Ugification (also known as minifying) is when you pass your code through a script that makes it very difficult for a human to understand. What it does is it passes all your javascript and/or css through a function that strips all of your easy to read variable names like “userName” and “date” and replaces them with meaningless names like “a” and “b”. While the this does not make your source code impossible to decipher, if your code is complex enough, the amount of time it would take a casual attempt to turn the minified code into something understandable is often enough to discourage most attempts to reverse engineer your code. Minification also makes your code more efficient so worth doing even if you are not worried about people stealing your code.

Self-Redaction is another technique that is not full proof, but will hide your code from the vast majority of snoopy developers. Once Javascript is loaded into your browser’s memory, the code no longer needs to exist on the page. So, what some frameworks do is they load all of your JavaScript into a script tag, and then the very last line of the code is the command to delete the tag. In this case, your script will be loaded into memory, but anyone using something like Chrome’s inspect tool to find your script will be unable to find it. Stealing self-redacting code requires specialized knowledge to capture the page’s HTML/CSS/JS package and NOT execute the imbedded JS.

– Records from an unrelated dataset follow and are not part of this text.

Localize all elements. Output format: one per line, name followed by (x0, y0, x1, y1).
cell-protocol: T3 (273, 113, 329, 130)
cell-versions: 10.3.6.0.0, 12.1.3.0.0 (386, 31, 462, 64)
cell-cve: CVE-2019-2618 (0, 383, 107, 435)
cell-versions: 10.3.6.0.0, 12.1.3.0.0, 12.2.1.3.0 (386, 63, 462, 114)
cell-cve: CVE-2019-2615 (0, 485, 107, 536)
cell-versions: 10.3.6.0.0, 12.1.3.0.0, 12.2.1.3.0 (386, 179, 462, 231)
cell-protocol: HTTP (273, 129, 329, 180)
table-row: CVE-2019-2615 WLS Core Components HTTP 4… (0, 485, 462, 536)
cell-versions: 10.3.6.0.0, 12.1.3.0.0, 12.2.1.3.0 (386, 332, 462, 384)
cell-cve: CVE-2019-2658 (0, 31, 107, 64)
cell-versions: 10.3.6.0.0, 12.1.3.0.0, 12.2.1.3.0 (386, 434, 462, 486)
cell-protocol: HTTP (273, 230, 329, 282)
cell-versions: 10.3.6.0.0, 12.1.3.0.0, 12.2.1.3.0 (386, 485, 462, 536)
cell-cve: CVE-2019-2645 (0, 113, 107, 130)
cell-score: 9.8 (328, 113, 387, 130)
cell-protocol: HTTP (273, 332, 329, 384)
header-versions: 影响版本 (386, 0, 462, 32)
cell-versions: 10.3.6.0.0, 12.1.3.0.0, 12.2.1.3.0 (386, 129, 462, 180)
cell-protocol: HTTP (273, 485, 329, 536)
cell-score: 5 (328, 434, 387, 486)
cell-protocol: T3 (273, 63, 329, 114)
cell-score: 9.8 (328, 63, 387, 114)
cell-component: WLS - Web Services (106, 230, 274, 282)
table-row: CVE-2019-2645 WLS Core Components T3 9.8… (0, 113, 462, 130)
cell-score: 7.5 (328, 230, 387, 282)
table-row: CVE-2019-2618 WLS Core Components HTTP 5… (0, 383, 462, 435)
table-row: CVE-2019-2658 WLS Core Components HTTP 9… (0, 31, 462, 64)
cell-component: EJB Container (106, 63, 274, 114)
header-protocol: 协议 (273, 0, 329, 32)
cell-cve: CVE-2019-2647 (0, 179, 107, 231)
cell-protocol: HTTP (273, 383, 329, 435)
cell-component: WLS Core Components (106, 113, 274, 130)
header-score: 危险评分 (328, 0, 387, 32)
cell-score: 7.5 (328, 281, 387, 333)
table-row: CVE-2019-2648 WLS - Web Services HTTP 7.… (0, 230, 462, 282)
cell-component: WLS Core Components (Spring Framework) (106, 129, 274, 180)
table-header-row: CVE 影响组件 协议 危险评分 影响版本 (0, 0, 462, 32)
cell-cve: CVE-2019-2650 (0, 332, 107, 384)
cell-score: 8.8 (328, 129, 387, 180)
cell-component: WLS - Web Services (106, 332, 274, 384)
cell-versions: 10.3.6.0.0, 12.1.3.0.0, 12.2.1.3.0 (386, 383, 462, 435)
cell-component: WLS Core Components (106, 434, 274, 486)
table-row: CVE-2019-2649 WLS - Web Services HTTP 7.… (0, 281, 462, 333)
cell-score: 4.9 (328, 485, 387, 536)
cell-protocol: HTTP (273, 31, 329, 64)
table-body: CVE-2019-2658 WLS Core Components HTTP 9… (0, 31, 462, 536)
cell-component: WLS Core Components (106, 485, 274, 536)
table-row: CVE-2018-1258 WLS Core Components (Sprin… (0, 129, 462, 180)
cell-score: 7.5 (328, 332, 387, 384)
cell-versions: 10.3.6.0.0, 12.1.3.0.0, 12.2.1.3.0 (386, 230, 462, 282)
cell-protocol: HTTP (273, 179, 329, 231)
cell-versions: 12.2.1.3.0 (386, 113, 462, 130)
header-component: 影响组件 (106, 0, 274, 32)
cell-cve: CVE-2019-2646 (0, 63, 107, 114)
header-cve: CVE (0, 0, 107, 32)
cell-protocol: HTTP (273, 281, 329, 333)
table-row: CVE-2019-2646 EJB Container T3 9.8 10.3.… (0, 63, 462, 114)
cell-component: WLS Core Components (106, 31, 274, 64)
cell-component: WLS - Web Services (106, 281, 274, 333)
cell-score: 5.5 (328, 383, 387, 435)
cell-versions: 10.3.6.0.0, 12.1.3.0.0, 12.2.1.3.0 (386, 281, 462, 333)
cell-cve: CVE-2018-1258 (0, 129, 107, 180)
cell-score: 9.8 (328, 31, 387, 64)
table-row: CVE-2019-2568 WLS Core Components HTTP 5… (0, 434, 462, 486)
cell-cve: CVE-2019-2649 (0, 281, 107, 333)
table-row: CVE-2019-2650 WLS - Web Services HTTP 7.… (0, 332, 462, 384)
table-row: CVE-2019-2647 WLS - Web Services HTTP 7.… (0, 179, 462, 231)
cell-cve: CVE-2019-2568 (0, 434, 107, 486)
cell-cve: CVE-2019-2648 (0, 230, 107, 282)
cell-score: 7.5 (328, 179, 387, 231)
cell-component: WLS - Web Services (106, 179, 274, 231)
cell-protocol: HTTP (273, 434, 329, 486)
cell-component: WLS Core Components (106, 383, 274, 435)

Canvases are an alternative to HTML. They are the thing added in HTML5 that made everyone think we did not need Flash anymore because you can render whatever you want into them. While HTML can not be hidden, a canvas only shows up in your browser as a canvas element, and everything in it is just a field of pixel data generated by your JavaScript. So, if you render your whole web application to a canvas with JS, and then redact the JS, you could have a fully functional website with nothing visible in the inspection tool other than a canvas tag.

Server Side Scripting is the most full proof way to hide code. Basically, you put all the functional code on your server in the form of PHP, ASP, or some thing of the sort. What you send the browser is not fully functional code, but just the instructions it needs to interact with the code on the server. So you might send the browser the AJAX function it needs to call a function on your server, but since the function is not part of your HTML/CSS/JS package, it’s code is never actually exposed to the end user.

Internet rules

-Don’t put the good stuff in the front-end. If the logic/code is that important, make good architectural decisions where important code isn’t left exposed.